Politicians have also raised concerns about the shortage. According an article by Dr Wilmot James, Democratic Alliance shadow minister of health, having a critical mass of professional nurses in hospitals reduces the risks of patients dying by 8% and significantly cuts the incidence of urinary tract infections, gastro-intestinal bleeding, hospital acquired pneumonia, shock and cardiac arrests.
“The need and skill mix of nurses are influenced by the shortage and uneven distribution of doctors in the healthcare system between sectors, provinces and urban rural areas, compounded by the shortage of resources,” says Dippenaar.
The SA nursing population’s also ageing, she adds. Approximately 50% of licensed nurses are over 50 years old. Only 5% are under 30 years old.
“There will be a critical shortage of nurses in the near future when all the skilled professionals, teachers, managers and clinical specialists retire. There is a critical shortage of nurses is in the education, research, management and clinical specialties, midwifery, new-born care and primary health care fields.”
Poor pay
Nursing is notoriously poorly paid. In particular, lower categories of nurses work long hours for poor salaries often in substandard conditions, particularly in the public sector and rural areas, says Dippenaar.
Those who graduate with a post basic degree are able to find higher remuneration, while specialists like theatre-trained and critical-care nurses can demand higher salaries.
“A newly-qualified pharmacist with a four-year degree and two years of practical has a starting salary of R35 000 per month, while a professional nurse is fortunate to earn R18 000, but has to take responsibility for life and death decisions in the absence of other healthcare professionals on a seven-day 12-hour shift basis,” Regensberg says.

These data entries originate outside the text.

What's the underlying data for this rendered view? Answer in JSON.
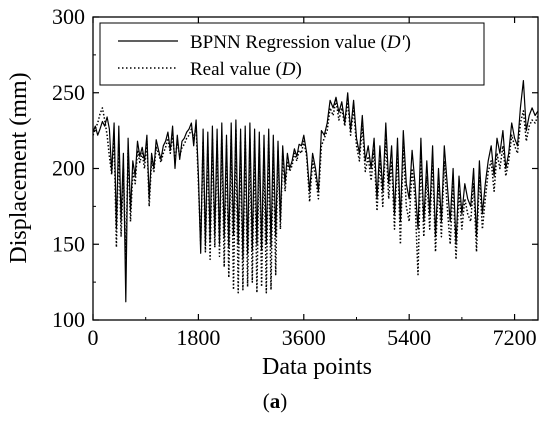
{
  "chart_data": {
    "type": "line",
    "title": "",
    "xlabel": "Data points",
    "ylabel": "Displacement (mm)",
    "xlim": [
      0,
      7600
    ],
    "ylim": [
      100,
      300
    ],
    "xticks": [
      0,
      1800,
      3600,
      5400,
      7200
    ],
    "yticks": [
      100,
      150,
      200,
      250,
      300
    ],
    "grid": false,
    "legend_position": "top-left",
    "caption": {
      "open": "(",
      "letter": "a",
      "close": ")"
    },
    "series": [
      {
        "name": "BPNN Regression value",
        "name_symbol": "D'",
        "style": "solid",
        "color": "#000000",
        "x": [
          0,
          40,
          80,
          120,
          160,
          200,
          240,
          280,
          320,
          360,
          400,
          440,
          480,
          520,
          560,
          600,
          640,
          680,
          720,
          760,
          800,
          840,
          880,
          920,
          960,
          1000,
          1040,
          1080,
          1120,
          1160,
          1200,
          1240,
          1280,
          1320,
          1360,
          1400,
          1440,
          1480,
          1520,
          1560,
          1600,
          1640,
          1680,
          1720,
          1760,
          1800,
          1840,
          1880,
          1920,
          1960,
          2000,
          2040,
          2080,
          2120,
          2160,
          2200,
          2240,
          2280,
          2320,
          2360,
          2400,
          2440,
          2480,
          2520,
          2560,
          2600,
          2640,
          2680,
          2720,
          2760,
          2800,
          2840,
          2880,
          2920,
          2960,
          3000,
          3040,
          3080,
          3120,
          3160,
          3200,
          3240,
          3280,
          3320,
          3360,
          3400,
          3440,
          3480,
          3520,
          3560,
          3600,
          3650,
          3700,
          3750,
          3800,
          3850,
          3900,
          3950,
          4000,
          4050,
          4100,
          4150,
          4200,
          4250,
          4300,
          4350,
          4400,
          4450,
          4500,
          4550,
          4600,
          4650,
          4700,
          4750,
          4800,
          4850,
          4900,
          4950,
          5000,
          5050,
          5100,
          5150,
          5200,
          5250,
          5300,
          5350,
          5400,
          5450,
          5500,
          5550,
          5600,
          5650,
          5700,
          5750,
          5800,
          5850,
          5900,
          5950,
          6000,
          6050,
          6100,
          6150,
          6200,
          6250,
          6300,
          6350,
          6400,
          6450,
          6500,
          6550,
          6600,
          6650,
          6700,
          6750,
          6800,
          6850,
          6900,
          6950,
          7000,
          7050,
          7100,
          7150,
          7200,
          7250,
          7300,
          7350,
          7400,
          7450,
          7500,
          7550,
          7600
        ],
        "y": [
          224,
          228,
          222,
          226,
          231,
          228,
          234,
          226,
          197,
          230,
          160,
          228,
          165,
          210,
          112,
          220,
          172,
          205,
          195,
          218,
          208,
          214,
          205,
          222,
          180,
          210,
          200,
          219,
          212,
          206,
          215,
          218,
          224,
          212,
          228,
          200,
          222,
          206,
          218,
          220,
          224,
          226,
          230,
          215,
          232,
          196,
          144,
          226,
          150,
          224,
          152,
          228,
          156,
          226,
          150,
          230,
          154,
          222,
          148,
          230,
          156,
          232,
          150,
          226,
          140,
          228,
          144,
          230,
          146,
          226,
          150,
          224,
          146,
          222,
          150,
          226,
          148,
          222,
          155,
          218,
          165,
          215,
          190,
          210,
          200,
          205,
          213,
          208,
          216,
          215,
          222,
          210,
          185,
          210,
          200,
          185,
          225,
          222,
          230,
          245,
          240,
          247,
          237,
          244,
          230,
          250,
          225,
          245,
          220,
          210,
          235,
          205,
          215,
          200,
          220,
          180,
          215,
          185,
          230,
          190,
          215,
          170,
          220,
          165,
          225,
          190,
          180,
          212,
          190,
          160,
          220,
          165,
          205,
          170,
          215,
          155,
          200,
          165,
          215,
          190,
          165,
          200,
          150,
          195,
          170,
          190,
          180,
          175,
          200,
          155,
          205,
          170,
          190,
          205,
          215,
          195,
          220,
          210,
          225,
          200,
          210,
          230,
          220,
          215,
          240,
          258,
          225,
          235,
          240,
          235,
          238
        ]
      },
      {
        "name": "Real value",
        "name_symbol": "D",
        "style": "dotted",
        "color": "#000000",
        "x": [
          0,
          40,
          80,
          120,
          160,
          200,
          240,
          280,
          320,
          360,
          400,
          440,
          480,
          520,
          560,
          600,
          640,
          680,
          720,
          760,
          800,
          840,
          880,
          920,
          960,
          1000,
          1040,
          1080,
          1120,
          1160,
          1200,
          1240,
          1280,
          1320,
          1360,
          1400,
          1440,
          1480,
          1520,
          1560,
          1600,
          1640,
          1680,
          1720,
          1760,
          1800,
          1840,
          1880,
          1920,
          1960,
          2000,
          2040,
          2080,
          2120,
          2160,
          2200,
          2240,
          2280,
          2320,
          2360,
          2400,
          2440,
          2480,
          2520,
          2560,
          2600,
          2640,
          2680,
          2720,
          2760,
          2800,
          2840,
          2880,
          2920,
          2960,
          3000,
          3040,
          3080,
          3120,
          3160,
          3200,
          3240,
          3280,
          3320,
          3360,
          3400,
          3440,
          3480,
          3520,
          3560,
          3600,
          3650,
          3700,
          3750,
          3800,
          3850,
          3900,
          3950,
          4000,
          4050,
          4100,
          4150,
          4200,
          4250,
          4300,
          4350,
          4400,
          4450,
          4500,
          4550,
          4600,
          4650,
          4700,
          4750,
          4800,
          4850,
          4900,
          4950,
          5000,
          5050,
          5100,
          5150,
          5200,
          5250,
          5300,
          5350,
          5400,
          5450,
          5500,
          5550,
          5600,
          5650,
          5700,
          5750,
          5800,
          5850,
          5900,
          5950,
          6000,
          6050,
          6100,
          6150,
          6200,
          6250,
          6300,
          6350,
          6400,
          6450,
          6500,
          6550,
          6600,
          6650,
          6700,
          6750,
          6800,
          6850,
          6900,
          6950,
          7000,
          7050,
          7100,
          7150,
          7200,
          7250,
          7300,
          7350,
          7400,
          7450,
          7500,
          7550,
          7600
        ],
        "y": [
          222,
          226,
          230,
          236,
          240,
          232,
          222,
          208,
          196,
          222,
          148,
          218,
          155,
          200,
          140,
          212,
          165,
          198,
          190,
          212,
          204,
          210,
          200,
          218,
          175,
          205,
          198,
          214,
          210,
          204,
          210,
          214,
          220,
          210,
          222,
          205,
          218,
          208,
          214,
          216,
          220,
          222,
          226,
          220,
          228,
          190,
          150,
          218,
          145,
          215,
          140,
          220,
          148,
          218,
          142,
          222,
          135,
          215,
          128,
          222,
          120,
          226,
          118,
          218,
          120,
          222,
          122,
          220,
          125,
          218,
          118,
          216,
          122,
          214,
          118,
          220,
          120,
          215,
          130,
          212,
          160,
          210,
          185,
          205,
          198,
          202,
          210,
          205,
          212,
          210,
          218,
          208,
          178,
          205,
          195,
          180,
          215,
          220,
          225,
          240,
          235,
          245,
          232,
          240,
          228,
          245,
          222,
          240,
          215,
          205,
          228,
          198,
          208,
          192,
          212,
          172,
          205,
          175,
          220,
          180,
          205,
          160,
          212,
          150,
          215,
          175,
          165,
          200,
          180,
          130,
          210,
          155,
          195,
          160,
          205,
          145,
          190,
          155,
          205,
          175,
          150,
          190,
          140,
          185,
          160,
          180,
          170,
          165,
          190,
          145,
          195,
          160,
          180,
          198,
          205,
          185,
          210,
          200,
          215,
          195,
          205,
          222,
          215,
          210,
          230,
          238,
          218,
          228,
          232,
          230,
          235
        ]
      }
    ]
  }
}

Nurses also “moonlight” with two jobs to make ends meet (e.g. working both in public and private sector).
Not that it’s much consolation, but compared with developing countries, SA nurses are better paid, says Tawanda Makombo, an Institute of Race Relations research analyst.
Recourse
Creating a favourable workplace environment could go a long way in retaining professional nurses in their posts. “Poor working conditions and being overworked are driving many health care workers to leave public health for better opportunities. What is more alarming is that the DoH is not filling these vacant posts, while many qualified health care workers remain on the unemployment lines,” added Desfontaines.
Working conditions were so poor at public health facilities that the Department of Labour (DoL) issued the DoH with a section 7 notice over Occupational Health and Safety contraventions.
As for the private sector, a large number of overseas, qualified nurses have applied to SANC for registration, which may take three to five years. Some private hospital groups are bringing in professional nurses from India and other English-speaking Asian countries to supplement staff, particularly in operating theatres and ICU, says Regensberg.